The Boston Red Sox were cursed by the Bambino trade, the Cubs by the Billy Goat and Steve Bartman, and the Notre Dame football team by...Dayne Crist.
While Notre Dame was generally outplayed by USC in most phases of the game, few would argue that the turning point of Saturday's 31-17 loss was--right as the Irish were about to tie the game in the fourth quarter--Dayne Crist's fumbling of the snap and accidental knocking of the football backwards. USC's Jawanza Starling picked the ball up and ran it all the way in for a score, making it a two-score game for the rest of the way.

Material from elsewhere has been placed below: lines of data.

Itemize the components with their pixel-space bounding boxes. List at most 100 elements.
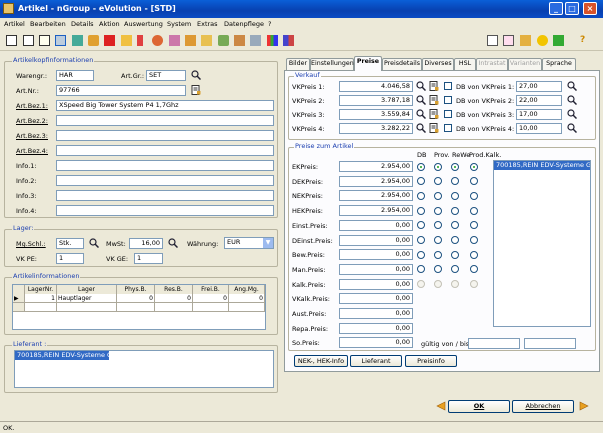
search-icon[interactable] (89, 238, 99, 248)
preis-field[interactable]: 2.954,00 (339, 175, 413, 187)
search-icon[interactable] (416, 109, 426, 119)
db-checkbox[interactable] (444, 110, 452, 118)
ok-button[interactable]: OK (448, 400, 510, 413)
db-radio[interactable] (417, 236, 425, 244)
menu-extras[interactable]: Extras (197, 20, 218, 28)
preis-field[interactable]: 2.954,00 (339, 161, 413, 172)
prodkalk-radio[interactable] (470, 191, 478, 200)
rewe-radio[interactable] (451, 250, 459, 259)
prodkalk-radio[interactable] (470, 206, 478, 215)
search-icon[interactable] (567, 95, 577, 105)
info2-field[interactable] (56, 175, 274, 186)
lager-table[interactable]: LagerNr. Lager Phys.B. Res.B. Frei.B. An… (12, 284, 266, 330)
search-icon[interactable] (416, 81, 426, 91)
home-icon[interactable] (152, 35, 163, 46)
prodkalk-radio[interactable] (470, 236, 478, 244)
warengr-field[interactable]: HAR (56, 70, 94, 81)
info3-field[interactable] (56, 190, 274, 201)
rewe-radio[interactable] (451, 206, 459, 215)
prev-arrow-icon[interactable] (436, 401, 446, 411)
db-radio[interactable] (417, 250, 425, 259)
menu-datenpflege[interactable]: Datenpflege (224, 20, 264, 28)
tab-hsl[interactable]: HSL (454, 58, 476, 70)
menu-artikel[interactable]: Artikel (4, 20, 25, 28)
bez2-field[interactable] (56, 115, 274, 126)
preis-field[interactable]: 0,00 (339, 249, 413, 261)
preis-field[interactable]: 0,00 (339, 278, 413, 290)
search-icon[interactable] (191, 70, 201, 80)
window-icon[interactable] (55, 35, 66, 46)
vkpreis-field[interactable]: 3.787,18 (339, 95, 413, 106)
prodkalk-radio[interactable] (470, 250, 478, 259)
preis-field[interactable]: 2.954,00 (339, 205, 413, 217)
statistics-icon[interactable] (283, 35, 294, 46)
search-icon[interactable] (567, 123, 577, 133)
vkpreis-field[interactable]: 4.046,58 (339, 81, 413, 92)
edit-doc-icon[interactable] (429, 123, 439, 133)
prov-radio[interactable] (434, 250, 442, 259)
help-icon[interactable]: ? (580, 35, 591, 46)
close-button[interactable]: × (583, 2, 597, 15)
table-cell[interactable]: Hauptlager (57, 294, 117, 303)
tab-preise[interactable]: Preise (354, 56, 382, 71)
folder-icon[interactable] (121, 35, 132, 46)
col-lager[interactable]: Lager (57, 285, 117, 294)
edit-doc-icon[interactable] (429, 81, 439, 91)
nek-hek-info-button[interactable]: NEK-, HEK-Info (294, 355, 348, 367)
prov-radio[interactable] (434, 162, 442, 171)
archive-icon[interactable] (201, 35, 212, 46)
prov-radio[interactable] (434, 206, 442, 215)
export-icon[interactable] (553, 35, 564, 46)
info1-field[interactable] (56, 160, 274, 171)
prov-radio[interactable] (434, 191, 442, 200)
col-physb[interactable]: Phys.B. (117, 285, 155, 294)
chevron-down-icon[interactable]: ▼ (263, 238, 273, 248)
vkpreis-field[interactable]: 3.559,84 (339, 109, 413, 120)
tab-varianten[interactable]: Varianten (508, 58, 542, 70)
bez1-field[interactable]: XSpeed Big Tower System P4 1,7Ghz (56, 100, 274, 111)
gueltig-bis-field[interactable] (524, 338, 576, 349)
col-lagernr[interactable]: LagerNr. (25, 285, 57, 294)
table-cell[interactable]: 1 (25, 294, 57, 303)
tab-einstellungen[interactable]: Einstellungen (310, 58, 354, 70)
tab-preisdetails[interactable]: Preisdetails (382, 58, 422, 70)
tab-bilder[interactable]: Bilder (286, 58, 310, 70)
cancel-icon[interactable] (39, 35, 50, 46)
db-vkpreis-field[interactable]: 22,00 (516, 95, 562, 106)
document-attach-icon[interactable] (503, 35, 514, 46)
vkge-field[interactable]: 1 (134, 253, 163, 264)
tab-intrastat[interactable]: Intrastat (476, 58, 508, 70)
waehrung-select[interactable]: EUR ▼ (224, 237, 274, 249)
lieferant-button[interactable]: Lieferant (350, 355, 402, 367)
table-cell[interactable]: 0 (117, 294, 155, 303)
col-resb[interactable]: Res.B. (155, 285, 193, 294)
list-item[interactable]: 700185,REIN EDV-Systeme GmbH (494, 161, 590, 170)
vkpreis-field[interactable]: 3.282,22 (339, 123, 413, 134)
search-doc-icon[interactable] (23, 35, 34, 46)
vkpe-field[interactable]: 1 (56, 253, 84, 264)
marker-icon[interactable] (137, 35, 143, 46)
tab-sprache[interactable]: Sprache (542, 58, 576, 70)
key-icon[interactable] (520, 35, 531, 46)
row-indicator[interactable]: ▶ (13, 294, 25, 303)
prodkalk-radio[interactable] (470, 162, 478, 171)
preis-field[interactable]: 0,00 (339, 234, 413, 246)
menu-auswertung[interactable]: Auswertung (124, 20, 163, 28)
preis-field[interactable]: 0,00 (339, 322, 413, 334)
search-icon[interactable] (567, 81, 577, 91)
preis-field[interactable]: 0,00 (339, 337, 413, 349)
menu-system[interactable]: System (167, 20, 191, 28)
menu-details[interactable]: Details (71, 20, 94, 28)
tab-diverses[interactable]: Diverses (422, 58, 454, 70)
box-icon[interactable] (234, 35, 245, 46)
mgschl-field[interactable]: Stk. (56, 238, 84, 249)
artnr-field[interactable]: 97766 (56, 85, 186, 96)
mwst-field[interactable]: 16,00 (129, 238, 163, 249)
chart-icon[interactable] (185, 35, 196, 46)
tools-icon[interactable] (169, 35, 180, 46)
db-vkpreis-field[interactable]: 17,00 (516, 109, 562, 120)
edit-icon[interactable] (72, 35, 83, 46)
edit-doc-icon[interactable] (429, 95, 439, 105)
abbrechen-button[interactable]: Abbrechen (512, 400, 574, 413)
title-bar[interactable]: Artikel - nGroup - eVolution - [STD] _ □… (0, 0, 603, 18)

There was a play against Purdue in 2011--yes, that's right, Purdue--that really typified Crist's career. With a blowout lead, Head coach Brian Kelly sent Crist into the game as a late-game quarterback replacement. After Purdue stuffed Notre Dame's two running attempts, the Irish elected to put the ball in the air on third down. Crist tossed a nifty screen pass into the hands of an Irish running back--can't remember which one it was--with plenty of space in front of him. But just before the first down marker, a Purdue defender made a shoelace tackle from behind. Good, but not quite good enough.
Or as my mother always said, close, but no cigar. Close only counts in horse shoes and hand gernades. You get the picture.
Saturday's blooper was only the latest in a series of "bad luck" plays that have plagued Crist's career at Notre Dame. Here is a painful look back.
Crist redshirts behind Jimmy Clausen and others.
Crist played sparingly behind Clausen, displaying some mobility and an unproven arm. When Clausen was injured against Purdue, Crist played significantly, but was pulled while the Irish were trailing late in the game. Clausen promptly led the game-winning touchdown drive, culminating with a diving touchdown catch by Notre Dame tight end Kyle Rudolf. Later that season, shortly after the first touchdown pass of Crist's career, he hurt his knee and missed the rest of the season.
Under new Notre Dame head coach Brian Kelly, Crist won the starting job over freshman Tommy Rees and transfer Nate Montana. In nine starts, he threw 15 touchdown passes and 7 interceptions. Only four of those games were Notre Dame wins. In week 2 against Michigan, Crist got hurt early in the game while scoring the touchdown that put Notre Dame on top, 7-0. He woozily watched the rest of the half, which saw Notre Dame go down 21-7. In the second half, Crist reentered the game and led a comeback effort, which culminated with a 95-yard touchdown pass to Rudolf for the lead. But the Notre Dame defense could not hold for the final 3:41; Michigan answered and won the game.
The next week, it was even worse. Crist played brilliantly, throwing for 369 yards and 4 touchdowns. But Michigan State won the game on the final play with a fake field goal in overtime. A couple weeks later, he completed 12 straight passes in a win over Pittsburgh. Then, against Tulsa, he scampered for 29 yards on one play, but suffered his second straight season-ending knee injury while being knocked out of bounds. Rees took over the quarterbacking duties and orchestrated four straight wins.
Once again, Crist won the starting job at quarterback. His leash was short, though, as Kelly pulled Crist for Rees after Christ's ineffective first half against South Florida resulted in a 16-0 deficit. Notre Dame fans still have nightmares about Jonas Gray's fumble on the 1-yard line that was returned for a Bulls' touchdown. The result followed a near-perfect first drive by Crist and company.
The 1-yard line would be an issue again for Crist seven weeks later. Trailing 24-17 against USC, Rees--still the starting quarterback--hurt his knee. Crist responded by completing four of five passes--including a huge fourth down conversion to tight end Tyler Eifert--and driving the offense down to the 3-yard line. Brian Kelly inserted change-up quarterback Andrew Hendrix, who moved the pile down to the one. That's when the curse kicked in again. On third and goal, Crist bobbled the snap, and as he tried to fall on the ball, accidentally knocked it backwards and out of reach. The rest is history.
The look on Kelly's face as Crist exited the field said it all. It was like Kelly felt too much of Crist's pain to express his usual vocal displeasure.
All this has happened to a guy with a blue-chip high school career, a pro body and arm, decent mobility, plenty of smarts, and a great attitude. Seven games into Crist's senior season, I'm still not certain that he's not the best quarterback on the roster. But what I am certain of is his bad luck, Rees' turnover woes, and that the Notre Dame football program is still a bit of a fiasco.
I really do hope Crist graduates from Notre Dame in December, enrolls in a graduate program somewhere else, wins a starting job on a football team in the spring,and redeems all his misfortune in a fifth college football season. I should think he would look forward to a fresh start somewhere else.